10.00 Lefkosa vs Nicosia: Reimagining of Heritage in the Age of Conflict
Mon statut pour la session
This paper will attempt to provide a brief critical commentary on the reimagining of heritage through the mnemonics of conflict. Regarding the politicization of heritage upon a process of continuous construction and destruction, Lefkoşa/Nicosia’s divided historic urban landscape is located as a medium to discuss the reformation of collective identities and memories within a contested space and a contested society. In a landscape “where past is not really past through the everyday politics of present,” the paper will explore how heritage recalls a collective memory in creating and resolving conflict through the representation of mnemonics that are being selected, reimagined and packaged in either side of the buffer zone. The discussion is constructed upon an empirical cross-evaluation of the mnemonics of official and narrated memories, so as heritage: through the reading of a past that became part of the my life, “memories" and my “reality”; that of a heritage bounded upon the historical narratives that were imposed by the everyday politics of present and lastly that of a heritage experienced, articulated and narrated by the community itself. While the former focuses on the narratives of my father, who participated in Cyprus War as the doctor of one of the Turkish commando battalion in August 1974 during his compulsory military service; the latter is a product of field studies and observations taken place as part of a project entitled as Open City in the Buffer Zone of Lefkoşa/Nicosia at Istanbul Technical University Faculty of Architecture.
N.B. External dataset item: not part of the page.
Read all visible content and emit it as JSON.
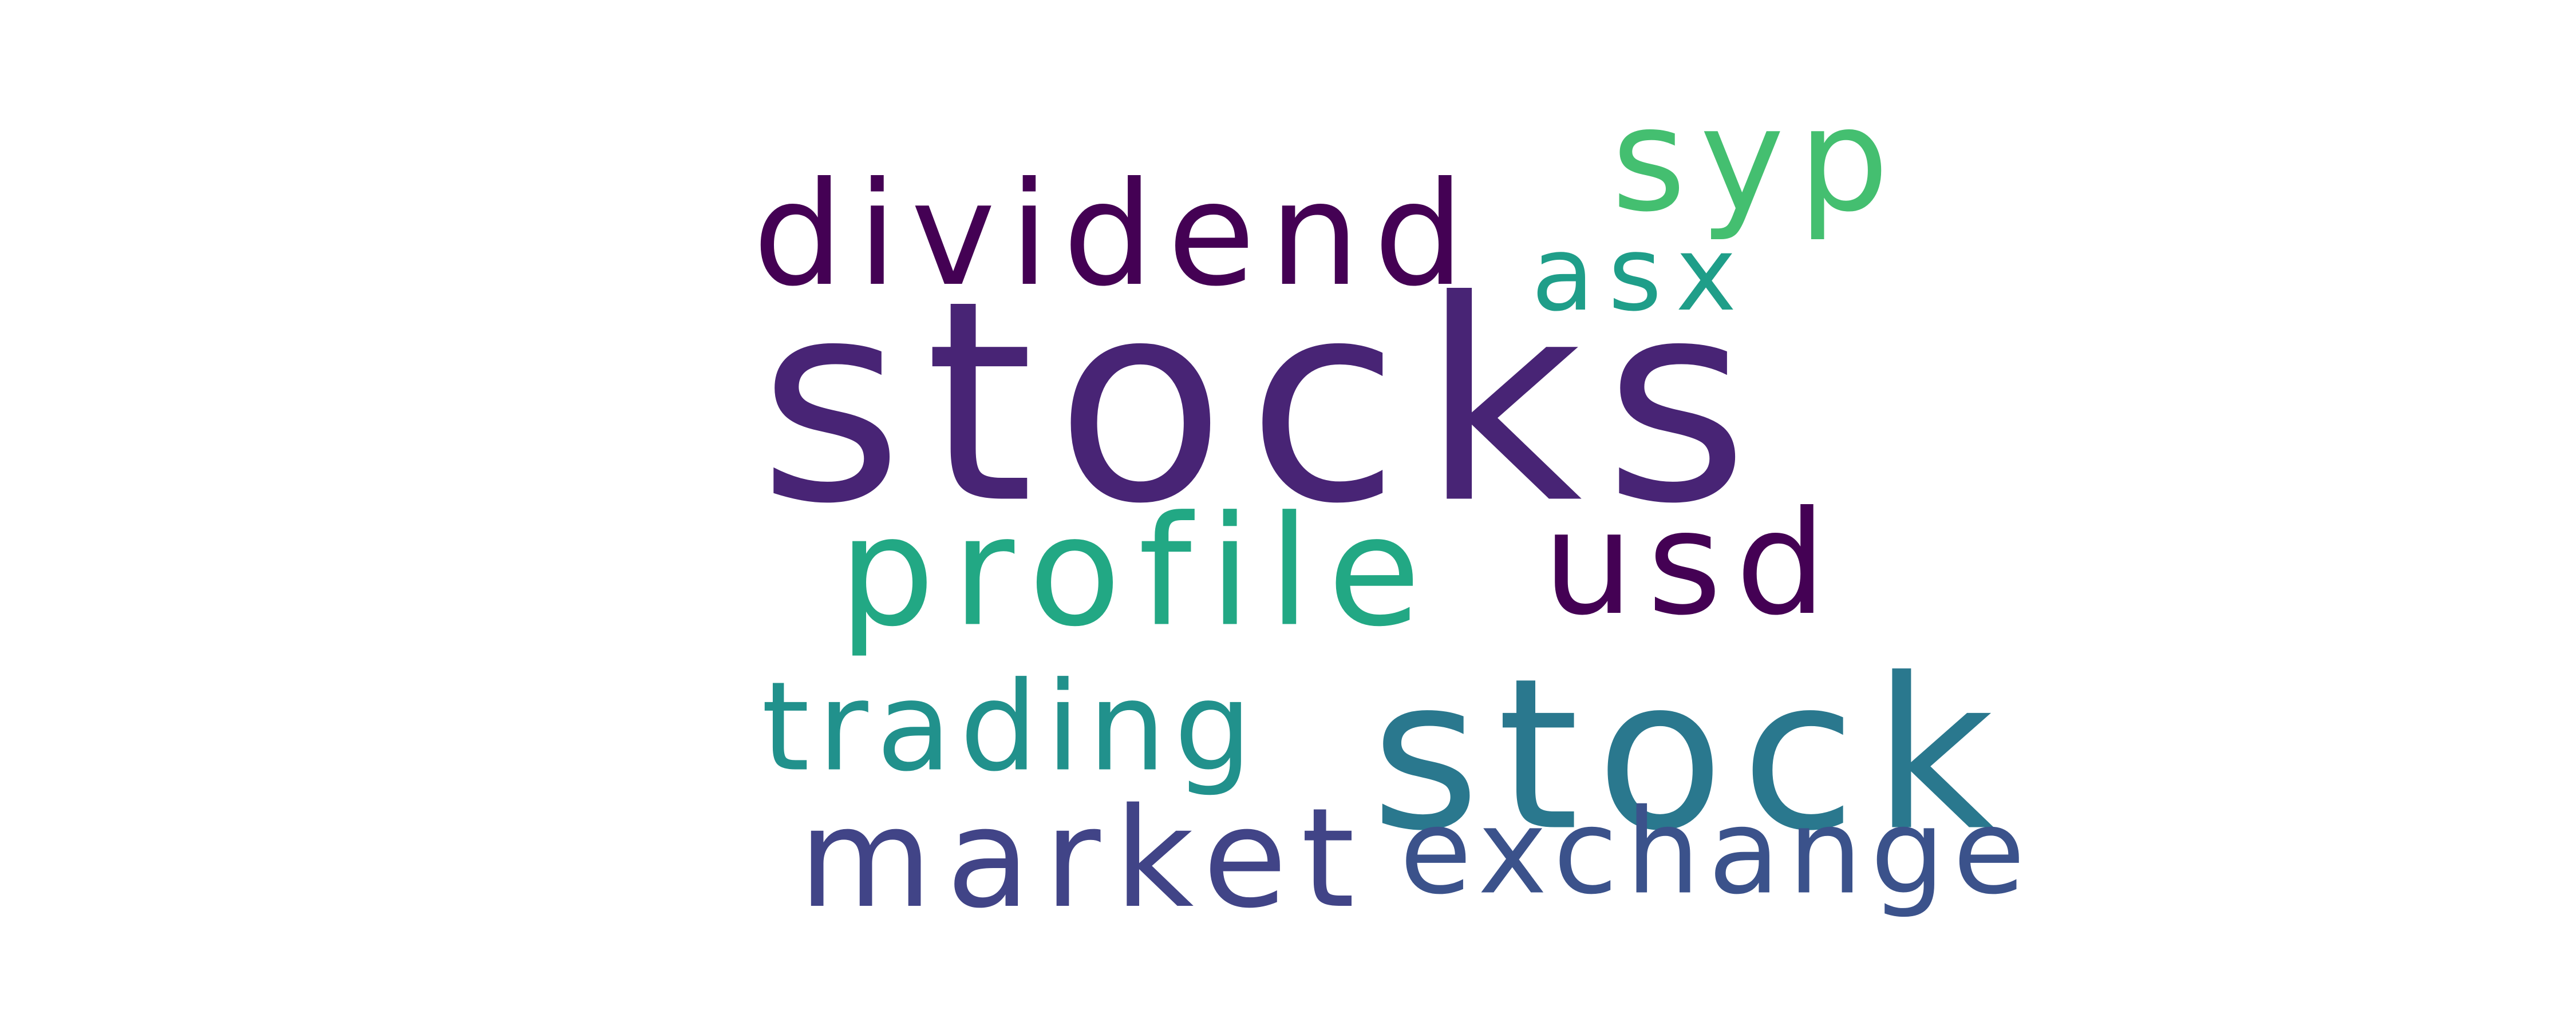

The Buffer Zone acts as the only bridge between those “two” Cyprus and their mnemonics: the continuity of heritage and its associated collective memories of Cypriots inside the untouched secretive landscape, while introducing newly constructed memories flourished through the images of war, conflict, state, and militarism in the northern side (such as street names, Hole of Massacre or Martyr Mehmet Huseyin Street, representing war, trauma and pain or the heritage belonging to the commemorations of war) and introducing new and modern urban pattern in the southern side designed through white high-rise buildings and archistar public spaces. Thus, the conclusion will provide an inquiry on the clashes between different histories of Lefkosa/Nicosia’s future in reclaiming its heritage: a past to be represented by remembering, a future to be constructed by forgetting, and a present of “absence” to be designed by forgetting to remember. This is not only a choice between destruction and construction, but rather a selection between remembering and forgetting of the traces of history and the narratives attached to it: a selection between division based on imposed political histories and unification based on the realities determined by multiple histories of both communities; a selection between monumentalization of conflict and heritagization of shared sense of belonging; a selection between the termination of painful memories and the construction of new memories; a selection even between past, present and future.
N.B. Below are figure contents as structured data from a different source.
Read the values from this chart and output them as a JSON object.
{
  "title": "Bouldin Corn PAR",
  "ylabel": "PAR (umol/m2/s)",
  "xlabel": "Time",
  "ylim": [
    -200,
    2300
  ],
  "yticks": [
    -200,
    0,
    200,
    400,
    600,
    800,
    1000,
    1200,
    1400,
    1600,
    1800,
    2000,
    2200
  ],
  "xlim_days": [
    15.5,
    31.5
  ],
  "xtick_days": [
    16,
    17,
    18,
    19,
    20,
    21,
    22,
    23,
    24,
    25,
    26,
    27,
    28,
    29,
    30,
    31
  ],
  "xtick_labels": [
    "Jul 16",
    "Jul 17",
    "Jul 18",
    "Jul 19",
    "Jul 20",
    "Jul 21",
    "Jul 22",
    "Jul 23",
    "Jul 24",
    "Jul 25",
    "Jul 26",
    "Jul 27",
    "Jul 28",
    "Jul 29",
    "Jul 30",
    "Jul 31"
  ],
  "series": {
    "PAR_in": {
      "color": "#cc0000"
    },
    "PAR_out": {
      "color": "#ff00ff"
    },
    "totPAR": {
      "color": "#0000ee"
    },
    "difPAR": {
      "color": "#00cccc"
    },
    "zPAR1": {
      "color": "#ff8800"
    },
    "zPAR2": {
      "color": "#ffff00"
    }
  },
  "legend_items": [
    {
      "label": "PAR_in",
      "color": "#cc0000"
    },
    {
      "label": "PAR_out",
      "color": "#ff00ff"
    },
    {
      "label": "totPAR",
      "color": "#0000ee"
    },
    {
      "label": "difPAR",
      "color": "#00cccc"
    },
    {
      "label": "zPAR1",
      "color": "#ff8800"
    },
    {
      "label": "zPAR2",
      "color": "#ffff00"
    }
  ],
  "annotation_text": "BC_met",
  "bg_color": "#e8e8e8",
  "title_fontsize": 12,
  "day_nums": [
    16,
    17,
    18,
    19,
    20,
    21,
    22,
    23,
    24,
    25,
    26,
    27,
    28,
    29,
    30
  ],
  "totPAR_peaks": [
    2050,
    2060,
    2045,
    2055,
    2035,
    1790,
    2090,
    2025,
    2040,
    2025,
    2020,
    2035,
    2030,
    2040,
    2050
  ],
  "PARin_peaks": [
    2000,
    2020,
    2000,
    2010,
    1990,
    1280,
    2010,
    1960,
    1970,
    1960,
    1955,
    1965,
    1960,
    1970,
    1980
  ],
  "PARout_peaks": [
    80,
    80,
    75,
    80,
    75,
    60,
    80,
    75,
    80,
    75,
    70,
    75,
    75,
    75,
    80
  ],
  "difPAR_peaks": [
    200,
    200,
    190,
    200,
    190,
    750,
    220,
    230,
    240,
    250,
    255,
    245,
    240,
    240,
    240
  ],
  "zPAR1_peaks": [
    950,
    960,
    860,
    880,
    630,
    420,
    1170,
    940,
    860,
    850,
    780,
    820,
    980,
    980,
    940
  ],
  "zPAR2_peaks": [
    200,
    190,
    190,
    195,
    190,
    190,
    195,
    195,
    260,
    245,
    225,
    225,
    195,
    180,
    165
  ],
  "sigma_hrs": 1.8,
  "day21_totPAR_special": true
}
Regarding our tendency to view heritage through the lenses of nationality, religion, ethnicity, class or personal histories, heritage becomes more about the meanings and values placed or attached upon them—kept continuously under the shadow of politics. In resolving the conflict, the paper will claim that unless heritage politics is responsive to the heritage conceptualization that is experienced, articulated and narrated by the community itself, it is destructive.